Kendari – Mantan teroris Abdurrahman Ayyub mengungkapkan bahwa teroris berpikiran dangkal dalam memahami ayat-ayat suci Al Quran. Hal itulah yang membuat mereka salah menafsirkan ayat-ayat terutama tentang jihad dan takfiri sehingga mereka tidak sadar memilih jalan yang salah.
“Mereka (teroris) sering menggunakan ayat tentang hukum milik Allah, sementara yang lainnya thogut. Dalil itu digunakan untuk menjustifikasi kebenaran pandangan mereka untuk mempengaruhi orang awam. Mereka juga selalu menuntut keadilan yang sesuai versi mereka karena memahami ayat secara dangkal,” ujar Abdurahman Ayyub pada Dialog Pelibatan Masyarakat Dalam Pencegahan Paham Radikal dan Terorisme Melalui Perspektif Hukum di Sulawesi Tenggara di Hotel Athaya, Kendari, Jumat, 13 Mei.
Fakta ini menjadi PR besar umat Islam Indonesia untuk meluruskan pandangan. Pasalnya bila tidak ada upaya untuk meluruskan pemahaman salah itu, dikhawatirka akar-akar terorisme di Indonesia akan berkembang lebih besar lagi.
Dialog yang digelar Badan Nasional Penanggulangan Terorisme (BNPT) yang bekerja sama dengan Forum Koordinasi Pencegahan Terorisme (FKPT) Sulawesi Tenggara ini dihadiri oleh 212 peserta yang terdiri dari unsur hakim,jaksa, TNI, POLRI, mahasiswa/dosen Fakultas Hukum, instansi terkait bidang hukum, legislatif dan Ormas terkait bidang hukum.

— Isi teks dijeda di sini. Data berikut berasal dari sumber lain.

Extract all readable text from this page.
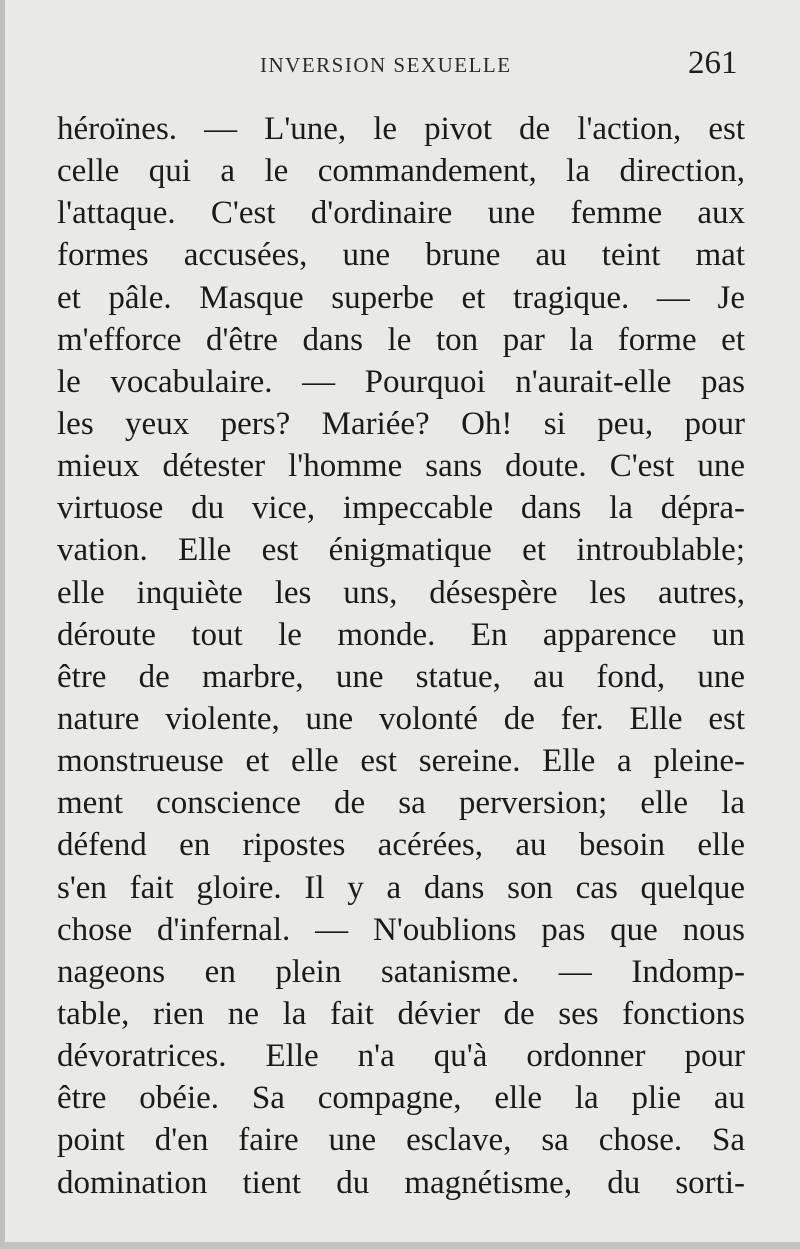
INVERSION SEXUELLE	261
héroïnes. — L'une, le pivot de l'action, est
celle qui a le commandement, la direction,
l'attaque. C'est d'ordinaire une femme aux
formes accusées, une brune au teint mat
et pâle. Masque superbe et tragique. — Je
m'efforce d'être dans le ton par la forme et
le vocabulaire. — Pourquoi n'aurait-elle pas
les yeux pers? Mariée? Oh! si peu, pour
mieux détester l'homme sans doute. C'est une
virtuose du vice, impeccable dans la dépra-
vation. Elle est énigmatique et introublable;
elle inquiète les uns, désespère les autres,
déroute tout le monde. En apparence un
être de marbre, une statue, au fond, une
nature violente, une volonté de fer. Elle est
monstrueuse et elle est sereine. Elle a pleine-
ment conscience de sa perversion; elle la
défend en ripostes acérées, au besoin elle
s'en fait gloire. Il y a dans son cas quelque
chose d'infernal. — N'oublions pas que nous
nageons en plein satanisme. — Indomp-
table, rien ne la fait dévier de ses fonctions
dévoratrices. Elle n'a qu'à ordonner pour
être obéie. Sa compagne, elle la plie au
point d'en faire une esclave, sa chose. Sa
domination tient du magnétisme, du sorti-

Hadir pada kegiatan ini Kasubdit kewaswpadaan BNPT Dr.Hj. Andi Intang Dulung, M.H.I. yang menyinggung tentang penegakan hukum tindak pidana terorisme terkendala dengan regulasi Undag-undang Terorisme di Indonesia masih lemah. Di dalam UU Terorisme itu masih terdiri dari pasal-pasal penindakan dan belum ada pasal-pasal pencegahan sehingga sulit untuk mengatasi masalah radikalisme di Indonesia.
Gubernur Sulawesi tenggara yang diwakili oleh Asisten II Dr. I Ketut Puspa Adian,M.Tp. dalam sambutannya menyampaikan bahwa sejak tahun 2003 lembaga-lembaga pusat bahkan internasional melihat Sulawesi Tenggara adalah provinsi yang damai. Jika dilihat hubungan agama di Sulawesi Tenggara sudah sangat baik. Komposisi masyarakat di Sultra cukup heterogen dan ini sangat menguntungkan untuk Sultra karena tidak ada dominasi suatu kelompok sehingga potensi konflik tidak terlalu besar.
“Tetapi ada hal yang cukup menjadi perhatian kita semua bahwa penelitian terakhir mengungkap 20 % guru sudah tidak lagi memandang Pancasila sebagai hal yang penting,” ungkap Ketut.
Narasumber lainnya pakar hukum Dr. Suhardi Somomoeljono, SH, MH. Dalam materinya, Suhari menyampaikan bahwa Menurut hukum Islam melakukan aksi teror adalah haram, baik teror dilakukan secara perorangan ataupun kelompok. Haramnya melakukan aksi teror, itu berdasarkan Al-Quran surat Al-Maidah ayat 32.
Ditambah lagi para ulama melalui lembaga MUI telah mengeluarkan fatwa haram tentang perbuatan terorisme. Fatwa ini tercantum dalam fatwa MUI No 3 Tahun 2004. Fatwa ini merujuk pada keputusan Ijtima Ulama Komisi Fatwa se-Indonesia tentang Fatwa Terorisme, tanggal 22 Syawwal 1424/16 Desember 2003; dan Keputusan Rapat Komisi Fatwa MUI, tanggal 05 Dzulhijjah 1424/24 Januari 2004.
Dalam fatwa itu, MUI mengatakan bahwa Terorisme telah memenuhi unsur tindak pidana (jarimah) hirabah dalam khazanah fiqih Islam. Para fuqaha mendefinisikan al-muharib (pelaku hirabah) dengan:“Orang yang mengangkat senjata melawan orang banyak dan menakut-nakuti mereka (menimbulkan rasa takut di kalangan masyarakat).”